Dumpling House and Northern Chinese Noodles

Spoony Bard | Oct 23, 200304:05 PM

Armed with crisp new copies of both Carl Chu and Jonathan Gold, as well as a powerful noodle craving, I ventured last night to Dumpling House on Rosemead and Las Tunas in Temple City to try their Northern Chinese noodles. The stewed beef with hand-pulled noodles I ordered surprised me at first. The waitress suggested the chow mein noodles, but I suspected her motives. When the bowl arrived then, filled with what looked like Italian spaghetti, I was taken aback. Was this what I ordered? Had I incorrectly selected the wrong dish? This was very different from the noodles I've had at Mandarin Deli in Reseda and at a Taiwanese place in Boston. Respectfully, I tried to ask the owner if these were "hand-pulled noodles," showing him the page in Finding Chinese Food In LA. He informed me that the picture depicts Taiwanese style, while they serve Northern Chinese. So that explains Boston. What about Mandarin Deli?

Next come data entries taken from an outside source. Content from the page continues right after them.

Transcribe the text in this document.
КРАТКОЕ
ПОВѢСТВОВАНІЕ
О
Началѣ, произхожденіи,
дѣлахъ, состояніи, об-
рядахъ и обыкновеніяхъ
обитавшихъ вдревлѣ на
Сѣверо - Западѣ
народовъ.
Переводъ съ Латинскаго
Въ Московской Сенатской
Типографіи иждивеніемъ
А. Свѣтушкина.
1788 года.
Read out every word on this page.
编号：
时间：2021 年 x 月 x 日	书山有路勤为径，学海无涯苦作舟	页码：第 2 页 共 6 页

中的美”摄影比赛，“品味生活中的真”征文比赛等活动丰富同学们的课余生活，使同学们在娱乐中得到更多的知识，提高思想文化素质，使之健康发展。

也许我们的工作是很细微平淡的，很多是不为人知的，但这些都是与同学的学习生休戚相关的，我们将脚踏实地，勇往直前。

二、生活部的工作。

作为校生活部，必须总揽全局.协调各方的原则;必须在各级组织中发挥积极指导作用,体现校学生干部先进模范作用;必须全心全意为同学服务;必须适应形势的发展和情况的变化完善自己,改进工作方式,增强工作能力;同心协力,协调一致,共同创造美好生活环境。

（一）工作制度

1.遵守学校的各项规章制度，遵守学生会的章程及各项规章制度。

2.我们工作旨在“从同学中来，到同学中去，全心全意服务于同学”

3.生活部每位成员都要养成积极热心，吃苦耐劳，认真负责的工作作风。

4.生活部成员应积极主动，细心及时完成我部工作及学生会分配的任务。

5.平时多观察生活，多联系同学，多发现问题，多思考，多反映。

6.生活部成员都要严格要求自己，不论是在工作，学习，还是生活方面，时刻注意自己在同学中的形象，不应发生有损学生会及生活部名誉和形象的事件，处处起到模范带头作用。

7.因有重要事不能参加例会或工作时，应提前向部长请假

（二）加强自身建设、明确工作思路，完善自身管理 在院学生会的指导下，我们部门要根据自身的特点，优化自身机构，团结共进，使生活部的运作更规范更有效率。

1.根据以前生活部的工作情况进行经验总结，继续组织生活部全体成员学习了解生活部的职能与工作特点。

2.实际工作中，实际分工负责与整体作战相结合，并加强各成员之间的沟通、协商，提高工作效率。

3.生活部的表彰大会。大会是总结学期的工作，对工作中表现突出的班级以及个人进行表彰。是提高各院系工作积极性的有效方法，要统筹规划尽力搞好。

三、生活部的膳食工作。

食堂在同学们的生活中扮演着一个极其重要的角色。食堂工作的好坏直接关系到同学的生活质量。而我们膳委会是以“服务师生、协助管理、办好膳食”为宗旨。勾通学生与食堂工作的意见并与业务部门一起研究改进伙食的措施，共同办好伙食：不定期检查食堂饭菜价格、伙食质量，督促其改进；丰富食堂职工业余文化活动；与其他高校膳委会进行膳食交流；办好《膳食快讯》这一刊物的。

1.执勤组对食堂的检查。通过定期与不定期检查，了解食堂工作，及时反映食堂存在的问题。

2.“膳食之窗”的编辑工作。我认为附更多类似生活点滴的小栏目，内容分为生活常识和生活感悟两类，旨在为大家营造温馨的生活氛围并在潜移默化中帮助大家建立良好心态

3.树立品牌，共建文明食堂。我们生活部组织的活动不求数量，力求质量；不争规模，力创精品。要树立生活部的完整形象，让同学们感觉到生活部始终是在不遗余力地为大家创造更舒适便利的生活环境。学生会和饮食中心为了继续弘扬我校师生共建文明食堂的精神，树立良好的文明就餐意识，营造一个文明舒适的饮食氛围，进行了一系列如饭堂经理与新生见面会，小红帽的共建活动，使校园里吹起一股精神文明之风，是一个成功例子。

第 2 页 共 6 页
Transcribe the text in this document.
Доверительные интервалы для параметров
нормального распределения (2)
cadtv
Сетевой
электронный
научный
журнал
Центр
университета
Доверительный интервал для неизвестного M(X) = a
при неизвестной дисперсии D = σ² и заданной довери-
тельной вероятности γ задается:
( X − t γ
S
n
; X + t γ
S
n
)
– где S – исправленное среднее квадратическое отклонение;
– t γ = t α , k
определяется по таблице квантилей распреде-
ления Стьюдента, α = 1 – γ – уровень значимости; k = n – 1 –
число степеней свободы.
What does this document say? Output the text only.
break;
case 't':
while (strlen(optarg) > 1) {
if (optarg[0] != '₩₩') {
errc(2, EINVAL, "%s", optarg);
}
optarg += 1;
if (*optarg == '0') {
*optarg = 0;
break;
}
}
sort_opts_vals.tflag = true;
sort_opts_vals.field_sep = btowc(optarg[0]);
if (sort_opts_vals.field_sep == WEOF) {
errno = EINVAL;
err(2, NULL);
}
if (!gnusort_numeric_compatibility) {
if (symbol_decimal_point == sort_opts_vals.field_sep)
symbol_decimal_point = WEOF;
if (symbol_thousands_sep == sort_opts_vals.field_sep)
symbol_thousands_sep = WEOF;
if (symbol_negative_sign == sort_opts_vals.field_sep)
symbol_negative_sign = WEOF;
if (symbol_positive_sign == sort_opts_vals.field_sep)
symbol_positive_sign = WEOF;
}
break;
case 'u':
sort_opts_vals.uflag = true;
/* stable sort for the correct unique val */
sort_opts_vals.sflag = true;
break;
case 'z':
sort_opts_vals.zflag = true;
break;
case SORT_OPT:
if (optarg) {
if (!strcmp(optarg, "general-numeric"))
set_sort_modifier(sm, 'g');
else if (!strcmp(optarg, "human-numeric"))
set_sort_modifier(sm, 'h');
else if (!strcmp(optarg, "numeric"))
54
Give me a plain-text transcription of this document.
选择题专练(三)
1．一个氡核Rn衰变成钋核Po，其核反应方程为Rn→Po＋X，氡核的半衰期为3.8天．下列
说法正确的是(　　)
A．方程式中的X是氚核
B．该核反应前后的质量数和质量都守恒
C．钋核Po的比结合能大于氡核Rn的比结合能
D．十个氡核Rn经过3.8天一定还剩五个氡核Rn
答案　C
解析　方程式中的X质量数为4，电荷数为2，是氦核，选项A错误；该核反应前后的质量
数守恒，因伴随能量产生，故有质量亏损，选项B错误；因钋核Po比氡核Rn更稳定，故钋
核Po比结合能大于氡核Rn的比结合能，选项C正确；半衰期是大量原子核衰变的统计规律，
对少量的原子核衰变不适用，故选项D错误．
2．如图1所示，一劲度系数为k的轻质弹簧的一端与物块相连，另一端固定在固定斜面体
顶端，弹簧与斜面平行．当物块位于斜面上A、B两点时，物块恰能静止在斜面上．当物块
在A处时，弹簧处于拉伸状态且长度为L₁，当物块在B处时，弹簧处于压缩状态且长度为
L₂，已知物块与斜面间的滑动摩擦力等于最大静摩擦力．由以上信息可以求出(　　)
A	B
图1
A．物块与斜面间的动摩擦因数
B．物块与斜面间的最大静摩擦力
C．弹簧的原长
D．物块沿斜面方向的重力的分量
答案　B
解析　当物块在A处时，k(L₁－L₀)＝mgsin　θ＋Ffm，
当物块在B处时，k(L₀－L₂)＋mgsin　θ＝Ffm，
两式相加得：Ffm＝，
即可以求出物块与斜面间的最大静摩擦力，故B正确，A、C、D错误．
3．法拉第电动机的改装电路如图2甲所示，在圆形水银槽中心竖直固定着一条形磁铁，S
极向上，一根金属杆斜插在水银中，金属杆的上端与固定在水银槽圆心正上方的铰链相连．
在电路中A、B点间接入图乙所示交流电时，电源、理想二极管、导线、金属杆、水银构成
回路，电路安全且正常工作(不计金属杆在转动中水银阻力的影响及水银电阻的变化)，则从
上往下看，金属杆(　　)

Convinced I was mistaken, I dove into the fiery red bowl, and enjoyed what was on its own terms a spicy, beefy, delicious soup. Though the noodles were chewy and certainly not Barilla, they still seemed too thin and smooth to satisfy my particular craving. Going back into Counter-Intelligence, I read that the noodles taper at the ends, and have a rough texture to catch sauce, while from what I could tell what I was served were smooth and uniform from tip to tip.

My question is- are these the "correct" characteristics for Northern Chinese hand-pulled noodles? Also, is there anywhere in L.A. to get good knife-cut noodles, the other Northern style.